As an idea, it demonstrates great imagination and affection for a series that has spawned a novelisation, radio drama and several graphic novel strands. But rather than open up an interesting new avenue, the concept of a weakened Dracula is ultimately restrictive, reducing what should have been a spirited action adventure to a title so in thrall to its story that the gameplay becomes its servant, rather than vice versa.
After all, the greatest powers in the Castlevania games have long belonged to the undead incarnation of Mathias Cronqvist, bequeathed to him by the mysterious Crimson Stone. Where spawning fire, teleporting, or transforming into any number of nefarious creatures, his character should offer a fearsome combination of combat options. Unfortunately, Lords of Shadow 2 adopts an all too literal interpretation of how a game starring the Prince of Darkness ought to play.
While longtime fans of the series might have hoped to unleash all manner of demonic powers as Dracula, the reality is altogether more prosaic for long spells, with no way to progress other than utilising some undeveloped stealth mechanics that force you to seek refuge in dimly lit recesses or hang limply from ladders until your mortal foes are out of sight. Frankly, Leslie Nielsen’s Dracula had more bite.
This underwhelming metamorphosis of one of gaming’s most potent adversaries is not aided by a linear level design that, in the stealth sections, promotes only a one means of escape. Come the customary platforming action, the choice is just as limited, though an omnipresent swarm of bats is on hand to funnel the player through a lattice of identikit corridors and passageways in case they are in any doubt.

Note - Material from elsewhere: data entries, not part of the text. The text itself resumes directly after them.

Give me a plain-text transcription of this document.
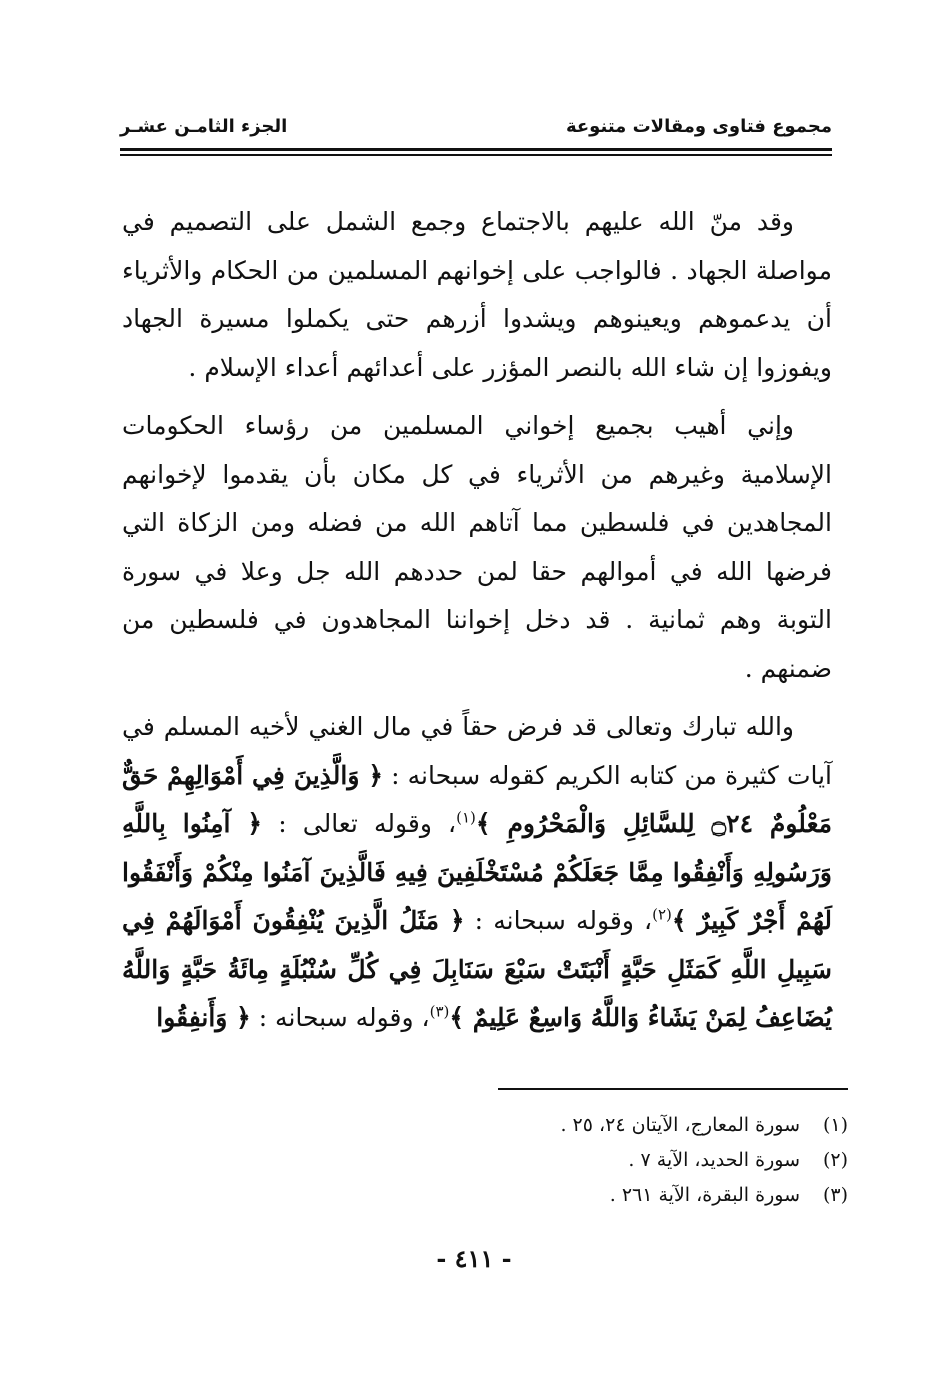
مجموع فتاوى ومقالات متنوعة
الجزء الثامـن عشـر

وقد منّ الله عليهم بالاجتماع وجمع الشمل على التصميم في مواصلة الجهاد . فالواجب على إخوانهم المسلمين من الحكام والأثرياء أن يدعموهم ويعينوهم ويشدوا أزرهم حتى يكملوا مسيرة الجهاد ويفوزوا إن شاء الله بالنصر المؤزر على أعدائهم أعداء الإسلام .

وإني أهيب بجميع إخواني المسلمين من رؤساء الحكومات الإسلامية وغيرهم من الأثرياء في كل مكان بأن يقدموا لإخوانهم المجاهدين في فلسطين مما آتاهم الله من فضله ومن الزكاة التي فرضها الله في أموالهم حقا لمن حددهم الله جل وعلا في سورة التوبة وهم ثمانية . قد دخل إخواننا المجاهدون في فلسطين من ضمنهم .

والله تبارك وتعالى قد فرض حقاً في مال الغني لأخيه المسلم في آيات كثيرة من كتابه الكريم كقوله سبحانه : ﴿ وَالَّذِينَ فِي أَمْوَالِهِمْ حَقٌّ مَعْلُومٌ ۝٢٤ لِلسَّائِلِ وَالْمَحْرُومِ ﴾$^{(١)}$، وقوله تعالى : ﴿ آمِنُوا بِاللَّهِ وَرَسُولِهِ وَأَنْفِقُوا مِمَّا جَعَلَكُمْ مُسْتَخْلَفِينَ فِيهِ فَالَّذِينَ آمَنُوا مِنْكُمْ وَأَنْفَقُوا لَهُمْ أَجْرٌ كَبِيرٌ ﴾$^{(٢)}$، وقوله سبحانه : ﴿ مَثَلُ الَّذِينَ يُنْفِقُونَ أَمْوَالَهُمْ فِي سَبِيلِ اللَّهِ كَمَثَلِ حَبَّةٍ أَنْبَتَتْ سَبْعَ سَنَابِلَ فِي كُلِّ سُنْبُلَةٍ مِائَةُ حَبَّةٍ وَاللَّهُ يُضَاعِفُ لِمَنْ يَشَاءُ وَاللَّهُ وَاسِعٌ عَلِيمٌ ﴾$^{(٣)}$، وقوله سبحانه : ﴿ وَأَنفِقُوا

(١)
سورة المعارج، الآيتان ٢٤، ٢٥ .
(٢)
سورة الحديد، الآية ٧ .
(٣)
سورة البقرة، الآية ٢٦١ .
- ٤١١ -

All this sits uneasily alongside the traditional Castlevania combat which is sufficiently entertaining once you come to appreciate the quirks of a camera that never quite keeps pace with the action. Shadow of the Colossus style bosses are gargantuan in scale and though they abide by predictable movesets, showcase flourishes of artistry in a game that seems to struggle to realise its intended visual grandeur.
The voice acting, too, is a lost opportunity. Konami have certainly not scrimped on the talent involved, with a stellar cast led by Robert Carlyle, Sir Patrick Stewart and Natascha McElhone, who reprise their respective roles of Dracula / Gabriel Belmont, Zobek and Marie Belmont. Sadly, they are forced to contend with risibly overwrought dialogue, with their disdain for the material evident in its lacklustre delivery.
Lords of Shadow 2 is by no means the runt of the Castlevania litter, but MercurySteam are the victims of their own vision for the franchise. Its resourcefulness in progressing the story comes at the expense of the action, an unsatisfying melange of ideas that never bind together. Devotees of the series will find plenty to enjoy here, but overall it is a fine opportunity squandered.